Posted December 11, 2017 05:16:37 Long Island newspapers, which have long struggled with understaffing and reduced advertising revenue, are now seeing their staff numbers reach 15% of the entire workforce, according to a new report.

More than 7,000 Long Island newsroom workers have applied for unemployment benefits since April and are currently waiting to be paid, the New York Times reported.

The New York Post, the Times and the Sun also reported on the issue.

A spokesman for the state Department of Labor said that since April, there have been a total of 1,087 applicants for unemployment benefit, of which about 1,100 have been approved, the newspaper reported.

According to the Times, the agency has approved 724 of those applications, of whom 1,069 have been paid and the remaining 3,000 are awaiting their payments.

The Times reported that the agency’s statistics for those who have applied since April are not available.

“We are continuing to review our application process to ensure that we are meeting the needs of our employees, including finding ways to increase the number of positions in our newsrooms,” said Jason Fenton, a spokesman for New York’s Department of Workforce Development.

The number of jobs available to Long Island reporters has been declining over the last few years.

In October, the Long Island Times reported a drop of more than 50,000 jobs in the industry.

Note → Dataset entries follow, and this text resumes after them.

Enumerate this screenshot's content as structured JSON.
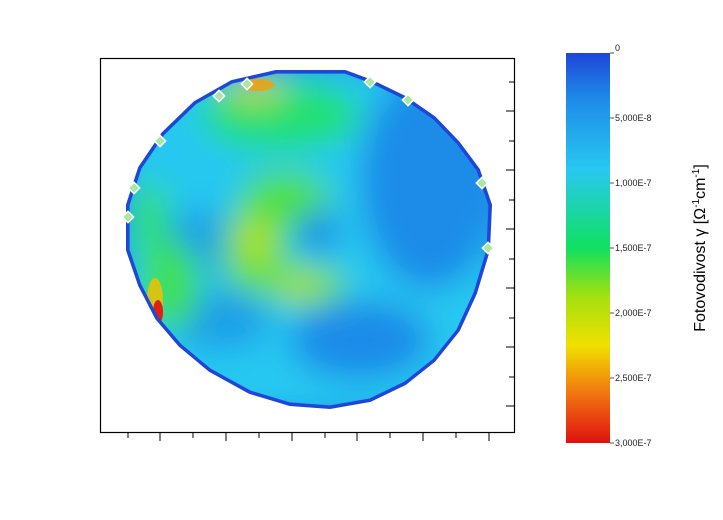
{
  "chart_data": {
    "type": "heatmap",
    "title": "",
    "xlabel": "",
    "ylabel": "",
    "x_tick_labels_visible": false,
    "y_tick_labels_visible": false,
    "colorbar": {
      "label_prefix": "Fotovodivost γ [Ω",
      "label_exp1": "-1",
      "label_mid": "cm",
      "label_exp2": "-1",
      "label_suffix": "]",
      "ticks": [
        "0",
        "5,000E-8",
        "1,000E-7",
        "1,500E-7",
        "2,000E-7",
        "2,500E-7",
        "3,000E-7"
      ],
      "range": [
        0,
        3e-07
      ],
      "orientation": "reversed",
      "colors": [
        "#1e46d8",
        "#1e8ce8",
        "#28c8f0",
        "#10e060",
        "#a0e010",
        "#f0e000",
        "#f07010",
        "#e01010"
      ]
    },
    "map_shape": "circular wafer",
    "hotspots": [
      {
        "region": "left edge, lower",
        "value": 3e-07
      },
      {
        "region": "top edge",
        "value": 2.5e-07
      },
      {
        "region": "center ring",
        "value": 1.7e-07
      },
      {
        "region": "center",
        "value": 6e-08
      },
      {
        "region": "right side",
        "value": 5e-08
      }
    ]
  }
}
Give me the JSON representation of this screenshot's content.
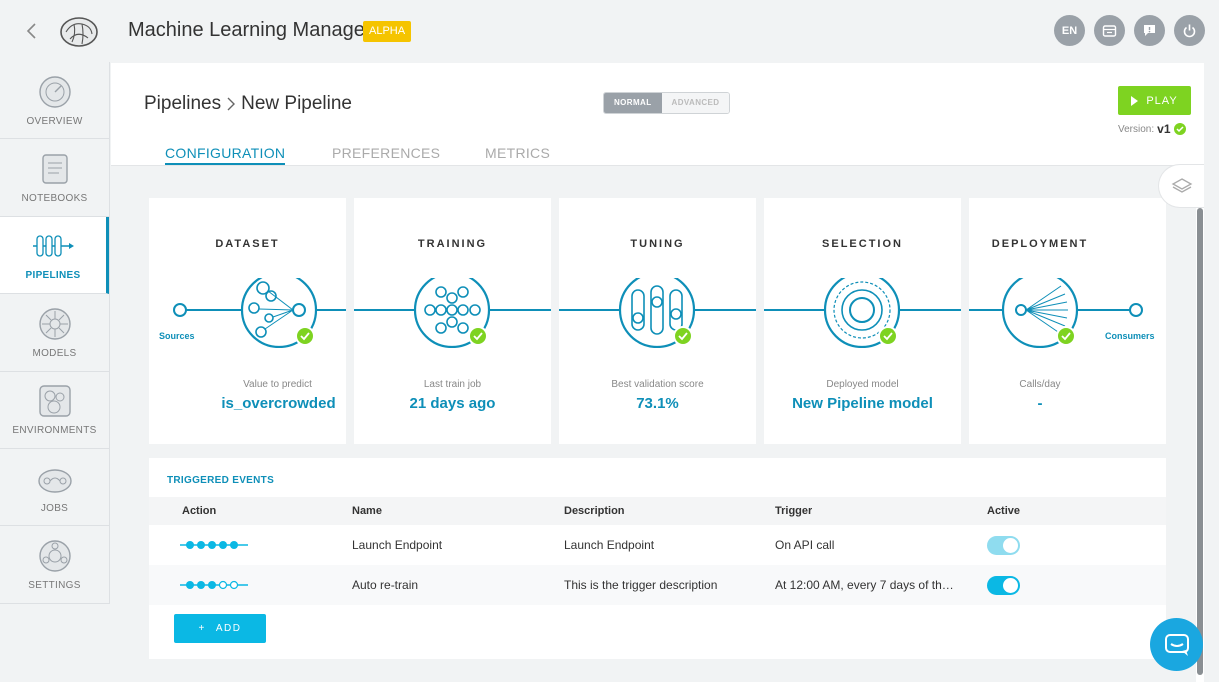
{
  "header": {
    "app_title": "Machine Learning Manager",
    "badge": "ALPHA",
    "icons": [
      {
        "name": "language-icon",
        "label": "EN"
      },
      {
        "name": "calendar-icon",
        "label": ""
      },
      {
        "name": "feedback-icon",
        "label": ""
      },
      {
        "name": "power-icon",
        "label": ""
      }
    ]
  },
  "sidebar": {
    "items": [
      {
        "label": "OVERVIEW",
        "icon": "overview-icon",
        "active": false
      },
      {
        "label": "NOTEBOOKS",
        "icon": "notebook-icon",
        "active": false
      },
      {
        "label": "PIPELINES",
        "icon": "pipeline-icon",
        "active": true
      },
      {
        "label": "MODELS",
        "icon": "models-icon",
        "active": false
      },
      {
        "label": "ENVIRONMENTS",
        "icon": "environment-icon",
        "active": false
      },
      {
        "label": "JOBS",
        "icon": "jobs-icon",
        "active": false
      },
      {
        "label": "SETTINGS",
        "icon": "settings-icon",
        "active": false
      }
    ]
  },
  "page": {
    "breadcrumb_root": "Pipelines",
    "breadcrumb_current": "New Pipeline",
    "mode_normal": "NORMAL",
    "mode_advanced": "ADVANCED",
    "play_label": "PLAY",
    "version_label": "Version:",
    "version_value": "v1",
    "tabs": [
      "CONFIGURATION",
      "PREFERENCES",
      "METRICS"
    ],
    "active_tab": "CONFIGURATION"
  },
  "stages": [
    {
      "title": "DATASET",
      "sub": "Value to predict",
      "value": "is_overcrowded",
      "end_label": "Sources"
    },
    {
      "title": "TRAINING",
      "sub": "Last train job",
      "value": "21 days ago"
    },
    {
      "title": "TUNING",
      "sub": "Best validation score",
      "value": "73.1%"
    },
    {
      "title": "SELECTION",
      "sub": "Deployed model",
      "value": "New Pipeline model"
    },
    {
      "title": "DEPLOYMENT",
      "sub": "Calls/day",
      "value": "-",
      "end_label": "Consumers"
    }
  ],
  "events": {
    "title": "TRIGGERED EVENTS",
    "columns": [
      "Action",
      "Name",
      "Description",
      "Trigger",
      "Active"
    ],
    "rows": [
      {
        "name": "Launch Endpoint",
        "description": "Launch Endpoint",
        "trigger": "On API call",
        "active": true,
        "disabled": true
      },
      {
        "name": "Auto re-train",
        "description": "This is the trigger description",
        "trigger": "At 12:00 AM, every 7 days of th…",
        "active": true,
        "disabled": false
      }
    ],
    "add_label": "ADD"
  },
  "colors": {
    "accent": "#0e8fb8",
    "success": "#7ed321",
    "alpha": "#f5c400",
    "add_button": "#0bb8e4"
  }
}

In 2016, the paper reported that fewer than 100 journalists were employed at the Long Islanders flagship newspaper, which was down from more than 5,000 before the recession hit.

Newspaper owners have also struggled to keep up with the growing demand for local news.

The Long Island News and Record’s parent company, the The New York Sun, is owned by a group of hedge fund managers.

The Sun has been hit by financial problems, including a loss in 2015 and 2016.

The paper’s financial difficulties have also led to layoffs.

The newspaper was forced to sell its assets, including its flagship newspaper in New York City, in 2016.